Published online Jun 6, 2022. doi: 10.12998/wjcc.v10.i16.5185
Peer-review started: August 14, 2021
First decision: November 17, 2021
Revised: November 21, 2021
Accepted: April 2, 2022
Article in press: April 2, 2022
Published online: June 6, 2022
Processing time: 291 Days and 17.3 Hours
The number of patients with bronchial trauma (BT) who survived to the hospital has increased with the improvement of prehospital care; early diagnosis and treatment should be considered, especially among blunt trauma patients whose diagnosis is frequently delayed.

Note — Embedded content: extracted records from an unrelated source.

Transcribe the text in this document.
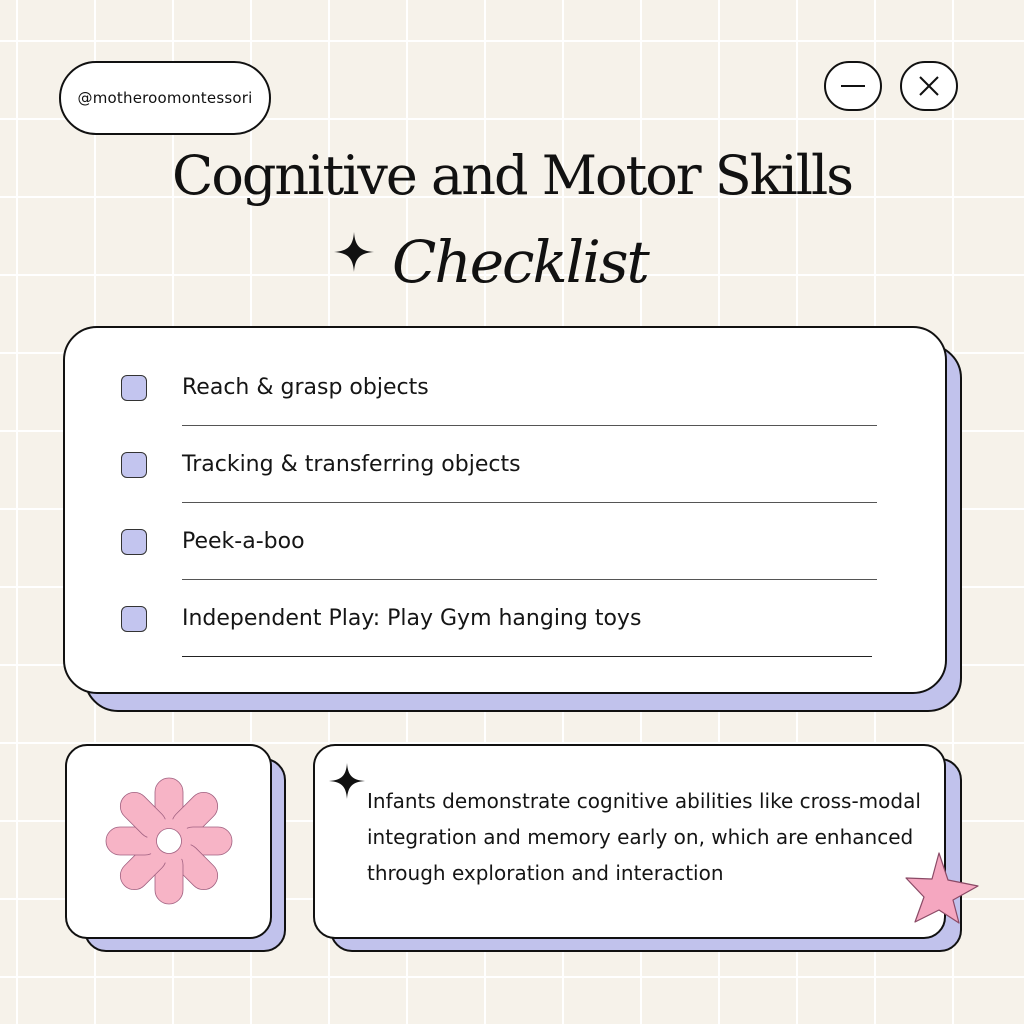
@motheroomontessori
Cognitive and Motor Skills
Checklist
Reach & grasp objects
Tracking & transferring objects
Peek-a-boo
Independent Play: Play Gym hanging toys

Infants demonstrate cognitive abilities like cross-modal integration and memory early on, which are enhanced through exploration and interaction
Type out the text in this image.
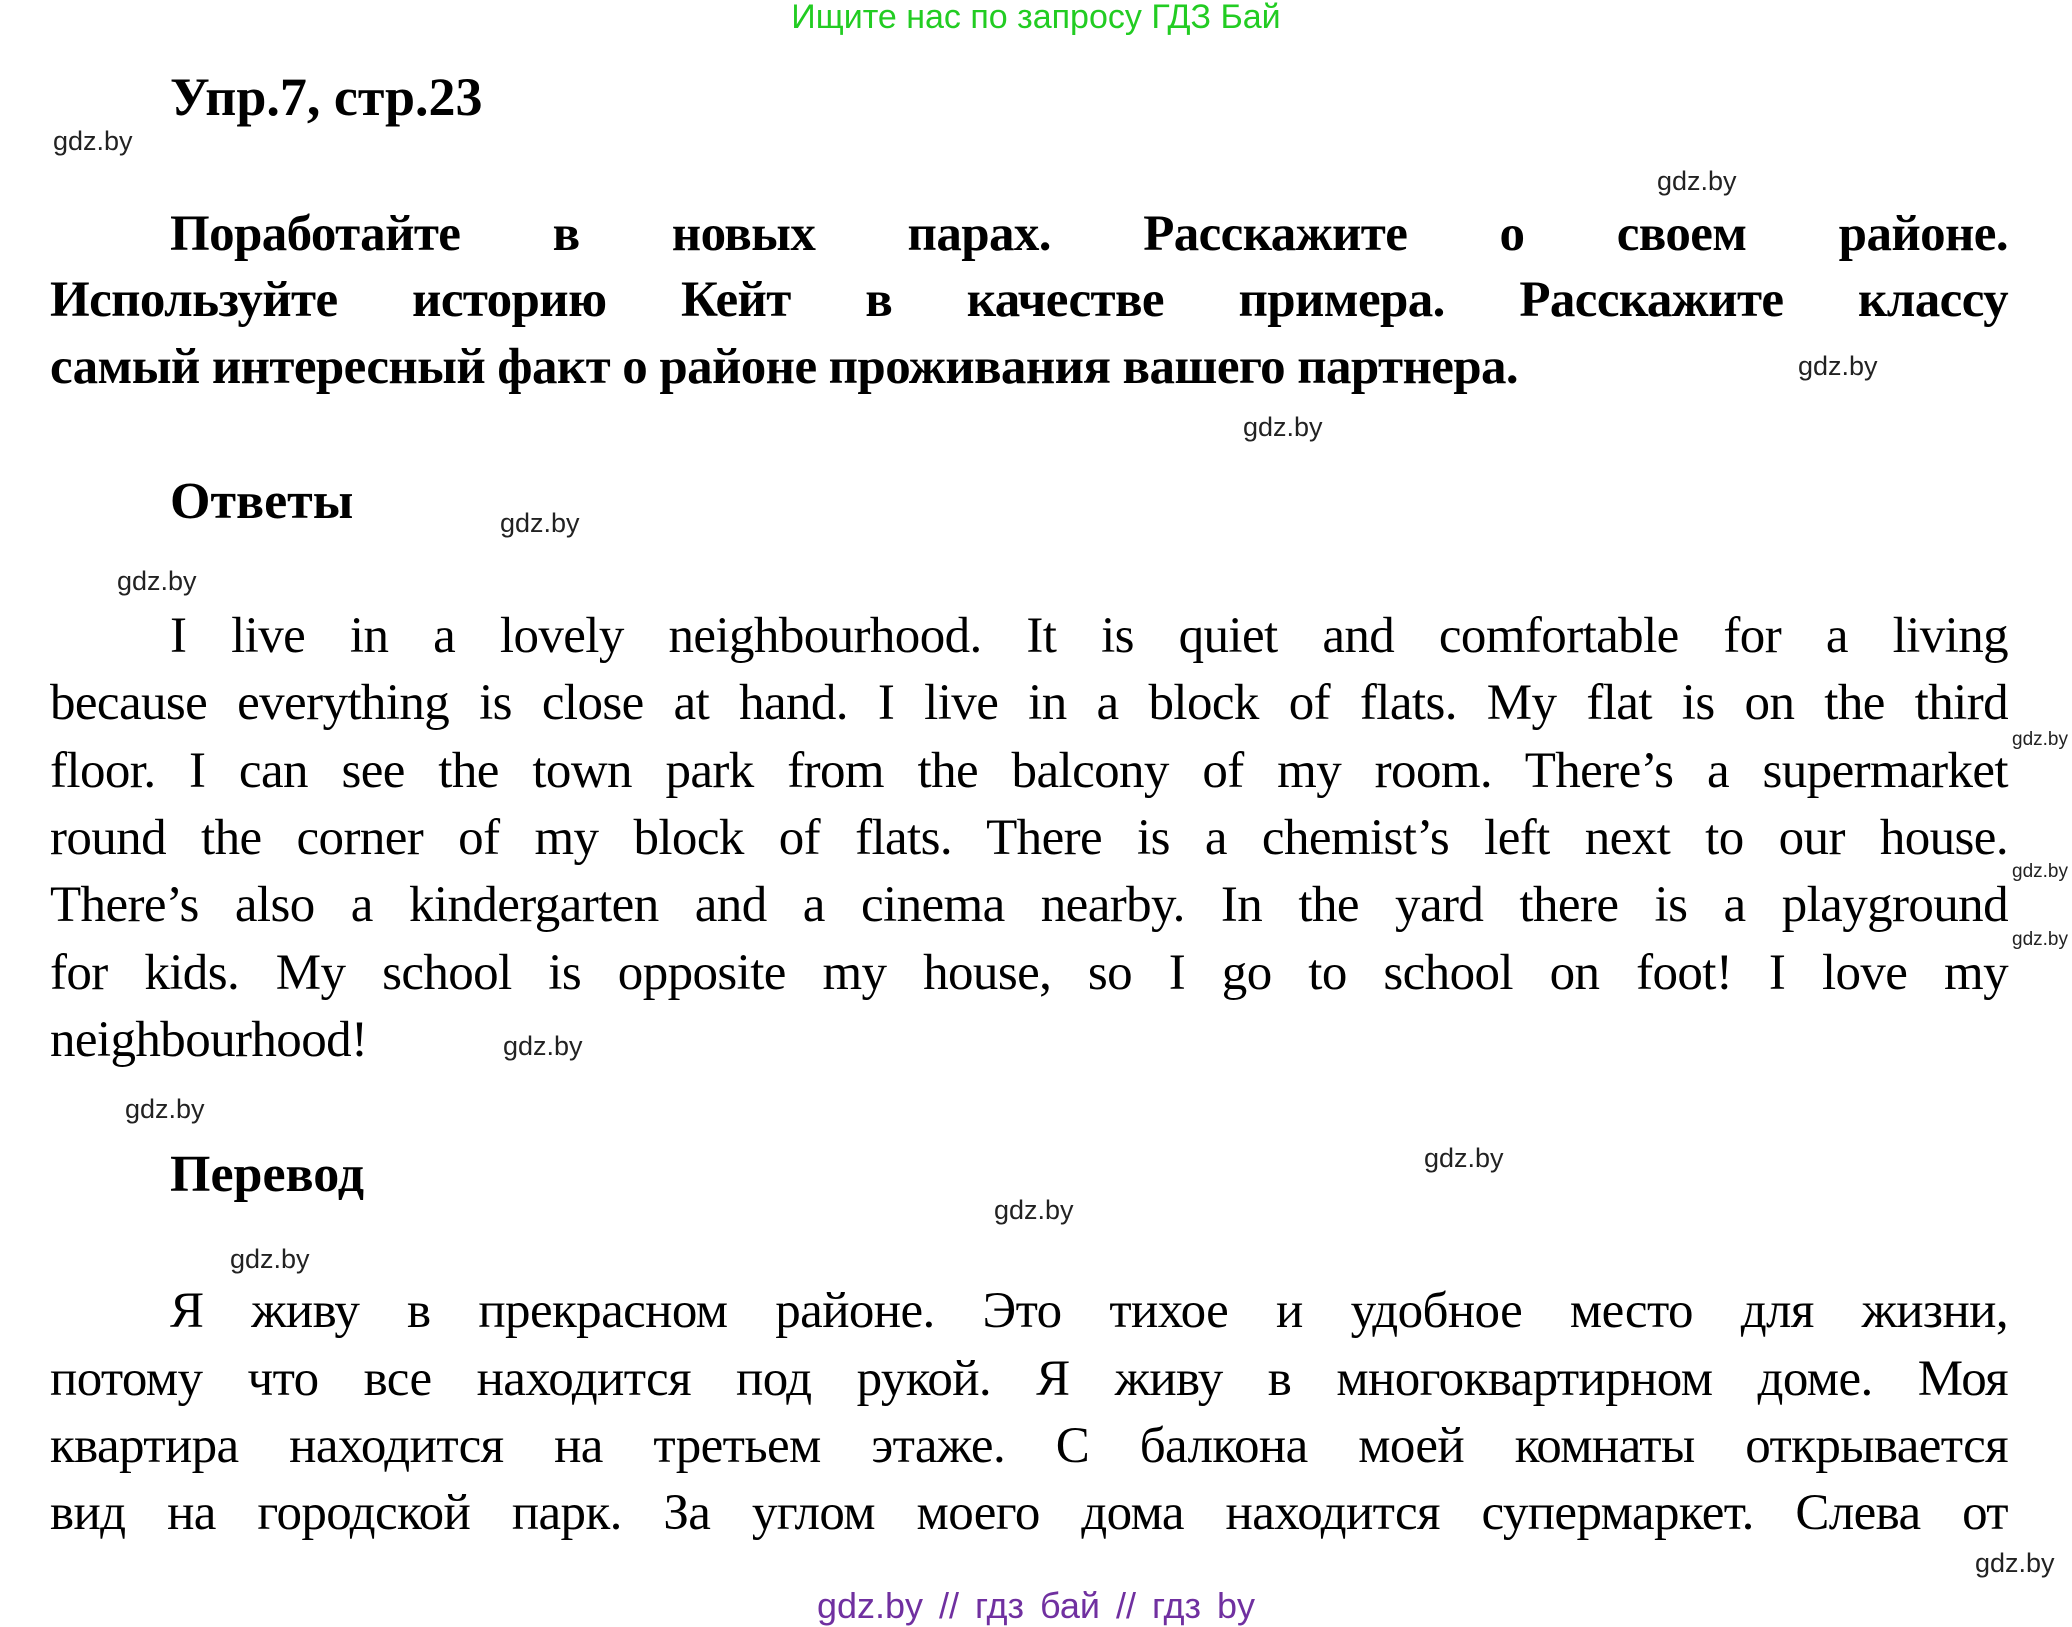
Ищите нас по запросу ГДЗ Бай
Упр.7, стр.23
Поработайте в новых парах. Расскажите о своем районе.
Используйте историю Кейт в качестве примера. Расскажите классу
самый интересный факт о районе проживания вашего партнера.
Ответы
I live in a lovely neighbourhood. It is quiet and comfortable for a living
because everything is close at hand. I live in a block of flats. My flat is on the third
floor. I can see the town park from the balcony of my room. There’s a supermarket
round the corner of my block of flats. There is a chemist’s left next to our house.
There’s also a kindergarten and a cinema nearby. In the yard there is a playground
for kids. My school is opposite my house, so I go to school on foot! I love my
neighbourhood!
Перевод
Я живу в прекрасном районе. Это тихое и удобное место для жизни,
потому что все находится под рукой. Я живу в многоквартирном доме. Моя
квартира находится на третьем этаже. С балкона моей комнаты открывается
вид на городской парк. За углом моего дома находится супермаркет. Слева от
gdz.by
gdz.by
gdz.by
gdz.by
gdz.by
gdz.by
gdz.by
gdz.by
gdz.by
gdz.by
gdz.by
gdz.by
gdz.by
gdz.by
gdz.by
gdz.by // гдз бай // гдз by
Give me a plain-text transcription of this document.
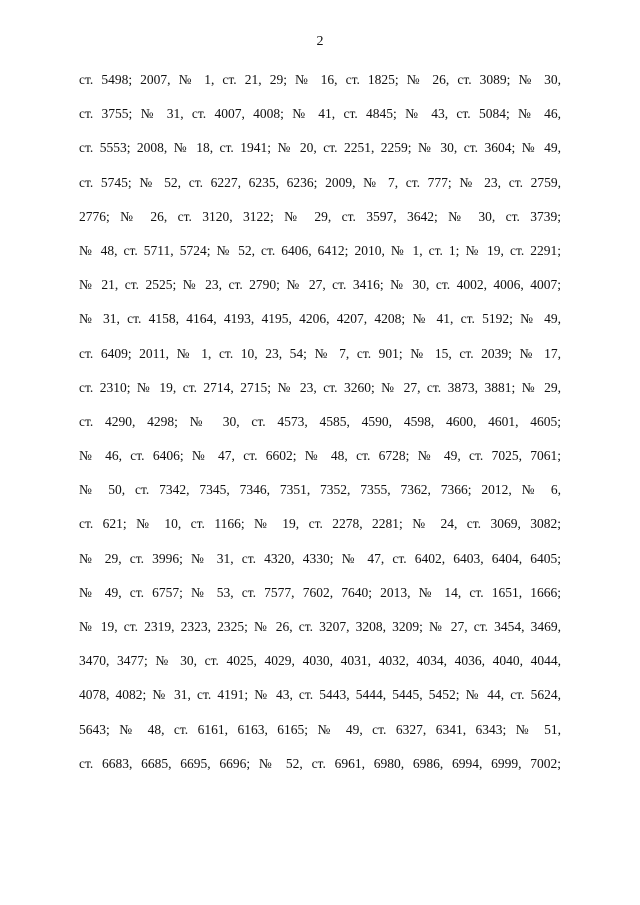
2
ст. 5498; 2007, № 1, ст. 21, 29; № 16, ст. 1825; № 26, ст. 3089; № 30,
ст. 3755; № 31, ст. 4007, 4008; № 41, ст. 4845; № 43, ст. 5084; № 46,
ст. 5553; 2008, № 18, ст. 1941; № 20, ст. 2251, 2259; № 30, ст. 3604; № 49,
ст. 5745; № 52, ст. 6227, 6235, 6236; 2009, № 7, ст. 777; № 23, ст. 2759,
2776; № 26, ст. 3120, 3122; № 29, ст. 3597, 3642; № 30, ст. 3739;
№ 48, ст. 5711, 5724; № 52, ст. 6406, 6412; 2010, № 1, ст. 1; № 19, ст. 2291;
№ 21, ст. 2525; № 23, ст. 2790; № 27, ст. 3416; № 30, ст. 4002, 4006, 4007;
№ 31, ст. 4158, 4164, 4193, 4195, 4206, 4207, 4208; № 41, ст. 5192; № 49,
ст. 6409; 2011, № 1, ст. 10, 23, 54; № 7, ст. 901; № 15, ст. 2039; № 17,
ст. 2310; № 19, ст. 2714, 2715; № 23, ст. 3260; № 27, ст. 3873, 3881; № 29,
ст. 4290, 4298; № 30, ст. 4573, 4585, 4590, 4598, 4600, 4601, 4605;
№ 46, ст. 6406; № 47, ст. 6602; № 48, ст. 6728; № 49, ст. 7025, 7061;
№ 50, ст. 7342, 7345, 7346, 7351, 7352, 7355, 7362, 7366; 2012, № 6,
ст. 621; № 10, ст. 1166; № 19, ст. 2278, 2281; № 24, ст. 3069, 3082;
№ 29, ст. 3996; № 31, ст. 4320, 4330; № 47, ст. 6402, 6403, 6404, 6405;
№ 49, ст. 6757; № 53, ст. 7577, 7602, 7640; 2013, № 14, ст. 1651, 1666;
№ 19, ст. 2319, 2323, 2325; № 26, ст. 3207, 3208, 3209; № 27, ст. 3454, 3469,
3470, 3477; № 30, ст. 4025, 4029, 4030, 4031, 4032, 4034, 4036, 4040, 4044,
4078, 4082; № 31, ст. 4191; № 43, ст. 5443, 5444, 5445, 5452; № 44, ст. 5624,
5643; № 48, ст. 6161, 6163, 6165; № 49, ст. 6327, 6341, 6343; № 51,
ст. 6683, 6685, 6695, 6696; № 52, ст. 6961, 6980, 6986, 6994, 6999, 7002;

Treatment of the injury is not the difficult part, but timely diagnosis of bronchial injury does. In this paper, we try to analyze the characteristics of blunt and penetrating bronchial injuries and clarify the difference between them.
In this study, we reviewed and analyzed the data of blunt and penetrating bronchial injuries cases that we had dealt with to describe the early recognition and surgical management considerations of the two types of bronchial injuries.
Data from all patients with chest trauma treated at the Chongqing Emergency Medical Center from July 2005 to June 2020 were reviewed, and BT data were screened for retrospective analysis regarding sex, age, injury mechanism, diagnostic and therapeutic methods, and outcome. Patients were divided into two groups according to the injury mechanism: Blunt BT (BBT) and penetrating BT (PBT).
A total of 73 patients with BT were admitted during the study period. The proportion of BTs in the entire cohort of chest trauma was 2.4% (73/3018). All 73 underwent thoracotomy. Polytrauma patients accounted for 81.6% in the BBT group and 22.9% in the PBT group; the mean Injury Severity Score was 38.22 ± 8.13 and 21.33 ± 6.12, respectively. Preoperative three-dimensional spiral computed tomography (CT) and/or fiberoptic bronchoscopy (FB) were performed in 92.1% of cases in the BBT group (n = 38) and 34.3% in the PBT group (n = 35). In the BBT group, delayed diagnosis over 48 h occurred in 55.3% of cases. In the PBT group, 31 patients underwent emergency thoracotomy for massive hemothorax, and BT was confirmed during the operation. Among them, 22 underwent pulmo-tractotomy for hemostasis, avoiding partial pneumonectomy. In this series, the overall mortality rate was 6.9% (5/73), and it was 7.9% (3/38) in the BBT group and 5.7 % (2/35) in the PBT group (P > 0.05). All 68 survivors were followed for 6 to 42 (23 ± 6.4) mo, and CT, FB, and pulmonary function examinations were performed as planned. All patients exhibited normal lung function and healthy conditions except three who required reoperations.
The difference between blunt and penetrating BT is obvious. In BBT, patients generally have no vessel injury, and the diagnosis and treatment are easily delayed and missed. The main cause of death is ventilation disturbance due to tension pneumothorax early and refractory atelectasis with pneumonia late. However, in PBT, most patients require emergency thoracotomy because of simultaneous vessel trauma and massive hemothorax; a delayed diagnosis is infrequent. The leading cause of death is hemorrhagic shock.
Treatment of bronchial injuries should focus more on early diagnosis and timely management.